A no-deal Brexit would “rupture our trading arrangements and this will cost jobs, I don’t doubt that the pound will begin to drop”.
“We won’t have any arrangements for security and counter-terrorism – I worked, when I was director of public prosecutions, on counter-terrorism work across Europe – the idea that we wouldn’t have an arrangement in place for that would horrify people,” he told BBC Radio 5 Live.
“And frankly this idea that we might have medicines stockpiled for six weeks has spooked people.
“We don’t want to face that situation and we have got a duty to do something to stop it and that’s why the option of a public vote is important as something that may have to happen when we get to that stage.”
Acknowledging the sensitivity of the issue he said: “We have to manage it in a sensible way but we have to accept we are only having this discussion because of the failure of the talks.”
Labour’s position leaves the Prime Minister brutally exposed to a rebellion by restive Tory backbenchers, with fewer than a dozen able to fracture her fragile control of the Commons in the upcoming vote.
Sir Keir confirmed talks were taking place with potential rebels, adding: “There is a consensus in the House of Commons that this is not what anybody expected to happen and there is a consensus that we cannot simply allow no deal to happen because of the failure of these negotiations.
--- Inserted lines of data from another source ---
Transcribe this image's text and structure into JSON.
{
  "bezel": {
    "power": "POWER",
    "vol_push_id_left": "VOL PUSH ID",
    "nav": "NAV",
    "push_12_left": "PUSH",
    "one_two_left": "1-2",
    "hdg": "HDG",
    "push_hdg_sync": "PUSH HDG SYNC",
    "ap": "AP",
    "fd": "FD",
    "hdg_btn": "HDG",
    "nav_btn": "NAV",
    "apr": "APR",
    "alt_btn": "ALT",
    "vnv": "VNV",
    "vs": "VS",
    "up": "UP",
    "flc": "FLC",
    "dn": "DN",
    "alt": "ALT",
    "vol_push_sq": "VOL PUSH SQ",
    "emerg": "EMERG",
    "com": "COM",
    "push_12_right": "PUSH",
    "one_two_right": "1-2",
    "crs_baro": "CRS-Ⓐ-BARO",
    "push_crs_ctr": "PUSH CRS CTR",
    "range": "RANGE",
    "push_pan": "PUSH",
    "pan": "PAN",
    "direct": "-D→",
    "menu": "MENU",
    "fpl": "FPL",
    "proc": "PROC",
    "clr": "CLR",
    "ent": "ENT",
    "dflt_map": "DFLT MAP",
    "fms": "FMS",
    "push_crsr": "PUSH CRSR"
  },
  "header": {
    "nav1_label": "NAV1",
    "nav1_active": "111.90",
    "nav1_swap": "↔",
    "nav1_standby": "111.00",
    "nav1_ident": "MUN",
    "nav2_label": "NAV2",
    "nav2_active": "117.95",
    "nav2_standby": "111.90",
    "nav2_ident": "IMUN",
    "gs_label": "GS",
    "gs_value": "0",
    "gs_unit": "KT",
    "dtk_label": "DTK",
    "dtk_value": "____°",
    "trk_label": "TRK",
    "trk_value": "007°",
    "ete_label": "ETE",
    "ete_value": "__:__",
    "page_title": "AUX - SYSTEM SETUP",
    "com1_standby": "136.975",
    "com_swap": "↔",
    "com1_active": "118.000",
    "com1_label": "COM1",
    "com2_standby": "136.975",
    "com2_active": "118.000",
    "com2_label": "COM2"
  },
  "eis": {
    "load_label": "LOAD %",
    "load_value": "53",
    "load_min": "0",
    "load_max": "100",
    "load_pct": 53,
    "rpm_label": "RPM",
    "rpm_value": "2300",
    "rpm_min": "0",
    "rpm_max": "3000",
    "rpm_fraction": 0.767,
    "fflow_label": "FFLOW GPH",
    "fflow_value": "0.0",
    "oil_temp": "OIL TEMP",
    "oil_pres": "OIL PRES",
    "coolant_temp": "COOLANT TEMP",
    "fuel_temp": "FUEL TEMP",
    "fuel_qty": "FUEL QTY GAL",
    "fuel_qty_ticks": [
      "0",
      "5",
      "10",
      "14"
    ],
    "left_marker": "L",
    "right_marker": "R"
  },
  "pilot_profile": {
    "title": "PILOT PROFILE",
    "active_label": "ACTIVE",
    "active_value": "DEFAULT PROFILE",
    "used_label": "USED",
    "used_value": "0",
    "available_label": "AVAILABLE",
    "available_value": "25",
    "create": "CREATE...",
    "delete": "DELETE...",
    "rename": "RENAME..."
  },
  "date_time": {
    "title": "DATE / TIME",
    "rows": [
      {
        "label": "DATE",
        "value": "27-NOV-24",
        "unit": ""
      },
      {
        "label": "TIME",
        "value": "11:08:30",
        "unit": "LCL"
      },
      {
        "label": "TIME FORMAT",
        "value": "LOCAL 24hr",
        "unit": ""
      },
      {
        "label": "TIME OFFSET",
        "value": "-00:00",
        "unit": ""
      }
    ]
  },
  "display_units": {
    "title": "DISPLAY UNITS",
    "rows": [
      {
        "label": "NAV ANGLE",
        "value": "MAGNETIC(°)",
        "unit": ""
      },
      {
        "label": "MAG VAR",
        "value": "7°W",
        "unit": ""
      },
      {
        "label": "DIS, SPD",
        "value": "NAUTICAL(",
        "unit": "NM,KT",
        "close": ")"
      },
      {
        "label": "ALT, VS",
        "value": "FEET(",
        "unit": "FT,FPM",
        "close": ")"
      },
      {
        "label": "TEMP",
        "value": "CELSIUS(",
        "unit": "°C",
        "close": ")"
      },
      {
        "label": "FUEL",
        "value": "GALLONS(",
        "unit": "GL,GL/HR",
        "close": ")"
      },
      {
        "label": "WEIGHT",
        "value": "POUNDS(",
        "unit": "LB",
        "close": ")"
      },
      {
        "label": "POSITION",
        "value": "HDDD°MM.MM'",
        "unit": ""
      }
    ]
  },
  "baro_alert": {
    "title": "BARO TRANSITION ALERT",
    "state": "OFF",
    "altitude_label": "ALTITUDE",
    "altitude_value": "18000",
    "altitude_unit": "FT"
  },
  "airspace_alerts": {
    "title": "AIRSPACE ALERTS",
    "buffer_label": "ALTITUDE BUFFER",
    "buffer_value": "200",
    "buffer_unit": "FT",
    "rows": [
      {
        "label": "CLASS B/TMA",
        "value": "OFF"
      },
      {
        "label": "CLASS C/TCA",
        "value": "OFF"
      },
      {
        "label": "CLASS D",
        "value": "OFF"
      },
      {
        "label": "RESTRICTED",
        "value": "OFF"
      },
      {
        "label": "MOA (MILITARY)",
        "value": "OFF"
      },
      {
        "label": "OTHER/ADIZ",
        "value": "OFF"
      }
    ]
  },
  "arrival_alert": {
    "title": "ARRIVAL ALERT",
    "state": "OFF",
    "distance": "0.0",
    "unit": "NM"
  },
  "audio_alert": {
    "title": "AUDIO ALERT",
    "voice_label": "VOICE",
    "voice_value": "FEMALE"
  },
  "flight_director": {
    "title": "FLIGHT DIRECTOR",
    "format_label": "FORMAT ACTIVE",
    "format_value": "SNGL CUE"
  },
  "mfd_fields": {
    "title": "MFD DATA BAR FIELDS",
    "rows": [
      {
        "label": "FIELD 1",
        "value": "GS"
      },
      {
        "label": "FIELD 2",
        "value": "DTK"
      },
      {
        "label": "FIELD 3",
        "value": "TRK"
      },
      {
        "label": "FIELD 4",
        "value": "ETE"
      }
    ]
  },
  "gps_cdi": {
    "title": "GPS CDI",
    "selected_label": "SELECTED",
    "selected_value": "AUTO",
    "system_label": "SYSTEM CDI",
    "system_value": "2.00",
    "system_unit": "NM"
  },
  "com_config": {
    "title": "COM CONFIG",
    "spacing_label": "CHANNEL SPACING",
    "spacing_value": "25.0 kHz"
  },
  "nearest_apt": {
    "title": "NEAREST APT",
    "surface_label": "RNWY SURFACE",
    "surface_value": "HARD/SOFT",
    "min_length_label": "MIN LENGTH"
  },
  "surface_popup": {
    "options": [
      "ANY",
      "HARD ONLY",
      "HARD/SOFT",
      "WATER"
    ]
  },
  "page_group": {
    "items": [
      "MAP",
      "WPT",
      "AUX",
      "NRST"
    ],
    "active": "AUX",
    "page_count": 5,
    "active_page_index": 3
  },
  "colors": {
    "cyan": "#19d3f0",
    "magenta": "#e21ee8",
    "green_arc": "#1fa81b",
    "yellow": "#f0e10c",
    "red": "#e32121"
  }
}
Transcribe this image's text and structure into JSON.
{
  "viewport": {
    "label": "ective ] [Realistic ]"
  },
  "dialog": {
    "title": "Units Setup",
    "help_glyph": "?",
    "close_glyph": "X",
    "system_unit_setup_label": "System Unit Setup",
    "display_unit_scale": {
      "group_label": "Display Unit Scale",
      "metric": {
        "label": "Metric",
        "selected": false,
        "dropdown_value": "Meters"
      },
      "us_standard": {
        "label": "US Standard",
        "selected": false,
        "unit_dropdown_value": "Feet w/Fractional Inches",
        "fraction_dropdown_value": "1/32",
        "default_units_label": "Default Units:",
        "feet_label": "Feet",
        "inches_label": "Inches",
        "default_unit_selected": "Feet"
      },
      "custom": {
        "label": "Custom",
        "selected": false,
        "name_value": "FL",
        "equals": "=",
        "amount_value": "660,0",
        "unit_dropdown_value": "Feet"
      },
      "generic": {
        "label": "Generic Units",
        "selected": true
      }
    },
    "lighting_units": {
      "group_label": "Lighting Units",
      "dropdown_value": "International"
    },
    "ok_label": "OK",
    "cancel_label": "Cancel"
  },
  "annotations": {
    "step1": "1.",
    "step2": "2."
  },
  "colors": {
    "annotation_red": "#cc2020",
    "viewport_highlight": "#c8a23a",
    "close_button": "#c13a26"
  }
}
“I think if we get to that stage this autumn, most MPs would be prepared to say ‘we need to do something to prevent us crashing out of the EU without a deal’.”
Sir Keir released an analysis of the Brexit blueprint agreed by the Cabinet at Mrs May’s country residence, which he said showed it failed to pass Labour’s six tests.
The tests demand a “strong and collaborative” future relationship with the EU; the “exact same benefits” as single market and customs union membership; fair management of migration; defence of rights and protections; protection for national security; and delivering for all regions and nations of the UK.
Brexit minister Robin Walker accused Labour of trying to take the UK “back to square one” and of wanting to re-run the referendum, saying: “Labour promised to respect the referendum result, but are just playing political games and trying to frustrate it.”